In the US, a person of black and Indian descent will be considered "bi-racial." If one of your parents is Indian, and the other is black, nobody's going to call you "black." They are going to say you are "bi-racial." This is absolutely no different from TNT.

Whites in both countries will judge you by how you look, and if you are technically a bi-racial person who looks like any light-skinned black person, you will be called "black." If you look like you're mixed, you will be called mixed. In fact, it's not only the whites who will do that. Others in TNT will call you dougla if you look like one and blacks in the U.S. will call you "mixed" if you look like you're mixed. Simple concept, really.

The biggest difference between Trinidad and the U.S. is that there's more racial mixing in general. There's a higher percentage of people who have someone of a completely different race in their family. But that's not the same as having a radically different concept of race. That just means that Trini has a higher proportion of mixed-race people.

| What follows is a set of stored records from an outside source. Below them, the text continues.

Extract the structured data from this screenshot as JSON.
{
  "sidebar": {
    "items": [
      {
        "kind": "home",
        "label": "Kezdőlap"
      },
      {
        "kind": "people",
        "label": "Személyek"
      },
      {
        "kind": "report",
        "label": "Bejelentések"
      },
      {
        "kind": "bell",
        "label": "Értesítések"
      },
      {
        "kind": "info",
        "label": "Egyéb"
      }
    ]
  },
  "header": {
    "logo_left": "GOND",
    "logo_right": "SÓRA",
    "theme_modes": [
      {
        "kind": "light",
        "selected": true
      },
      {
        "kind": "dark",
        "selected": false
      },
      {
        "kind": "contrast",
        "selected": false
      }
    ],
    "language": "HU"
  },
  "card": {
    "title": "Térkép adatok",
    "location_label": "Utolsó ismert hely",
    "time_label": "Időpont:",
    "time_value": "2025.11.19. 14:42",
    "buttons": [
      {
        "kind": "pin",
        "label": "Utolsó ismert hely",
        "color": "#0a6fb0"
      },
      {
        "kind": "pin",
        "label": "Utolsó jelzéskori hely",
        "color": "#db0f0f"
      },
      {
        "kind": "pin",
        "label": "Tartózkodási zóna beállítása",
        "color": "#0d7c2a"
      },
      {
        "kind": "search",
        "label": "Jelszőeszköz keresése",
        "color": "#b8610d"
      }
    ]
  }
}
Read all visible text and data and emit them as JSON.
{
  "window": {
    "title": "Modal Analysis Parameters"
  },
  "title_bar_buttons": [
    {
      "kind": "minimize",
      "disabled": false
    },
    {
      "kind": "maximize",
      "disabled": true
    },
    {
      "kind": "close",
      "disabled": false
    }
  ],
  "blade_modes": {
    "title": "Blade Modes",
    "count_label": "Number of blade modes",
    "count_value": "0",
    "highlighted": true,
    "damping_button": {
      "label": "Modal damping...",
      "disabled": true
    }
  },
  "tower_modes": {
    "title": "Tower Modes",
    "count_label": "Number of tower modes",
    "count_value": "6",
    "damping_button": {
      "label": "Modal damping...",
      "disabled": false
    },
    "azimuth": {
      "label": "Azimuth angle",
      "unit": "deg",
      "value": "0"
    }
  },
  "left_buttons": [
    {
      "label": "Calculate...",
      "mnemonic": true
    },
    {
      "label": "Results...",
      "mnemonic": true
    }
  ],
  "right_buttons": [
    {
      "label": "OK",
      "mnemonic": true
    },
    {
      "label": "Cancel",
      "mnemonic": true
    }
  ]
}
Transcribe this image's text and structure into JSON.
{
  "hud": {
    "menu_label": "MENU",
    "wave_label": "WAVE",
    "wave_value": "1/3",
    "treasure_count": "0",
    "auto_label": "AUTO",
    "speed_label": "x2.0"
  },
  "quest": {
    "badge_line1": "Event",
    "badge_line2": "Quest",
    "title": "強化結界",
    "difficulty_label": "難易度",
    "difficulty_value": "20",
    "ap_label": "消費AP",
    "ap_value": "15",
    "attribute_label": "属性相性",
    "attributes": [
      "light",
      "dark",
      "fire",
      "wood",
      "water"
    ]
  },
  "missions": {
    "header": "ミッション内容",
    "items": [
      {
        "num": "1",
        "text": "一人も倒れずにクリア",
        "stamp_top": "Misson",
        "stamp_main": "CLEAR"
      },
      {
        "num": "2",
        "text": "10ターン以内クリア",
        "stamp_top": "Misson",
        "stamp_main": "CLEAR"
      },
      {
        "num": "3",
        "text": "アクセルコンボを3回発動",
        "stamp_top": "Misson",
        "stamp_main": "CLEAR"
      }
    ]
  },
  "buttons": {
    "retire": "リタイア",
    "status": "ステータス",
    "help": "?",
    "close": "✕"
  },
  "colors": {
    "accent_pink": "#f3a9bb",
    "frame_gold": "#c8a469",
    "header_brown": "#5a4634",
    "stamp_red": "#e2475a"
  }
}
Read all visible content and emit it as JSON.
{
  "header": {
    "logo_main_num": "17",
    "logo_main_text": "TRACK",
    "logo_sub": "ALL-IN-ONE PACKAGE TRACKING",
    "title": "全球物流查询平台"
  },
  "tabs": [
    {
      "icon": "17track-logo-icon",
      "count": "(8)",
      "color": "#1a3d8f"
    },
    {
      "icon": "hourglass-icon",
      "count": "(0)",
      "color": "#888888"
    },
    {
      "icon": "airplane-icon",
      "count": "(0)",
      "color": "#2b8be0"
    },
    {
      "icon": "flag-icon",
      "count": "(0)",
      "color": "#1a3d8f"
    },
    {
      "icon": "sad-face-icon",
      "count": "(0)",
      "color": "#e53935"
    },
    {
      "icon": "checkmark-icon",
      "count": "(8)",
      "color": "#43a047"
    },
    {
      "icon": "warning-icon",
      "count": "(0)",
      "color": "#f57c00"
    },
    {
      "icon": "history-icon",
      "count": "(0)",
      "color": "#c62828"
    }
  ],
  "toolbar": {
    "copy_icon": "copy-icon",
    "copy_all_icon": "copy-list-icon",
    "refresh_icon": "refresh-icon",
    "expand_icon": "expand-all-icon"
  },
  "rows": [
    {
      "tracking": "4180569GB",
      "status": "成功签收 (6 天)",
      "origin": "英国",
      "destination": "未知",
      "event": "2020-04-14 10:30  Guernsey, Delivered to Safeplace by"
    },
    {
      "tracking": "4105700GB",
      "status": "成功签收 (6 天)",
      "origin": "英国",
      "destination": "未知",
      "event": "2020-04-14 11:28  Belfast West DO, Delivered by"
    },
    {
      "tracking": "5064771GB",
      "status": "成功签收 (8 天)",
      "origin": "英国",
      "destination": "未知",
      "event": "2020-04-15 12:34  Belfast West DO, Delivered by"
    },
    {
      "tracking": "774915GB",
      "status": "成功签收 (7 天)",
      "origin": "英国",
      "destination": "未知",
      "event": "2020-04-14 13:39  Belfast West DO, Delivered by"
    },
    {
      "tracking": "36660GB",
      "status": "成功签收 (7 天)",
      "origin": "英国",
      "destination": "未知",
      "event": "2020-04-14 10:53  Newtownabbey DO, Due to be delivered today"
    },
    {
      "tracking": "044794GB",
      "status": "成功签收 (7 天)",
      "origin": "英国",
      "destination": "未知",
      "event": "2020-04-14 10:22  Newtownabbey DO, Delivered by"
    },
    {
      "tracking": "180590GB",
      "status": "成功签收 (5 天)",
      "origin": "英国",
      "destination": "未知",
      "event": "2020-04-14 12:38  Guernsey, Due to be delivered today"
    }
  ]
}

A number of things hold to be true just as they do in the United States:

1. White is superior
2. Indian is superior to black
3. Wavy hair is preferable to kinky hair
4. Light skin is preferable to dark skin

That is the same dynamic that exists whether you're in New York, Mandeville, Johannesburg or Paris.

And you're also applying a dynamic that exists primarily in Trinidad that does not apply even in Tobago, Barbados, Jamaica, St. Kitts, St. Lucia, etc.
 
Old 01-07-2013, 04:15 PM
 
Location: Crooklyn, New York
28,266 posts, read 26,242,183 times
Reputation: 11726
These are people who would are considered either mixed race or black both in the States and Barbados/Trini.

Mixed in Bim. Mixed in the States.

baje_jouvert_2008-168

Mixed

baje_jouvert_2008-010

Mixed

kadooment_day_2008_pt1-192

Mixed

kadooment_day_2008_pt1-161

Mixed

baje_jouvert_2008-017

Black

baje_jouvert_2008-064

Black

baje_jouvert_2008-123

Mixed

baje_jouvert_2008-143

Mixed

kadooment_day_2008_pt1-205

Black

http://2.bp.blogspot.com/-Z_ZDF1kCtw...Acropped11.jpg

There's no different concept of race. There are just more mixed people. These people are designated the same whether they're in America, England or the Caribbean.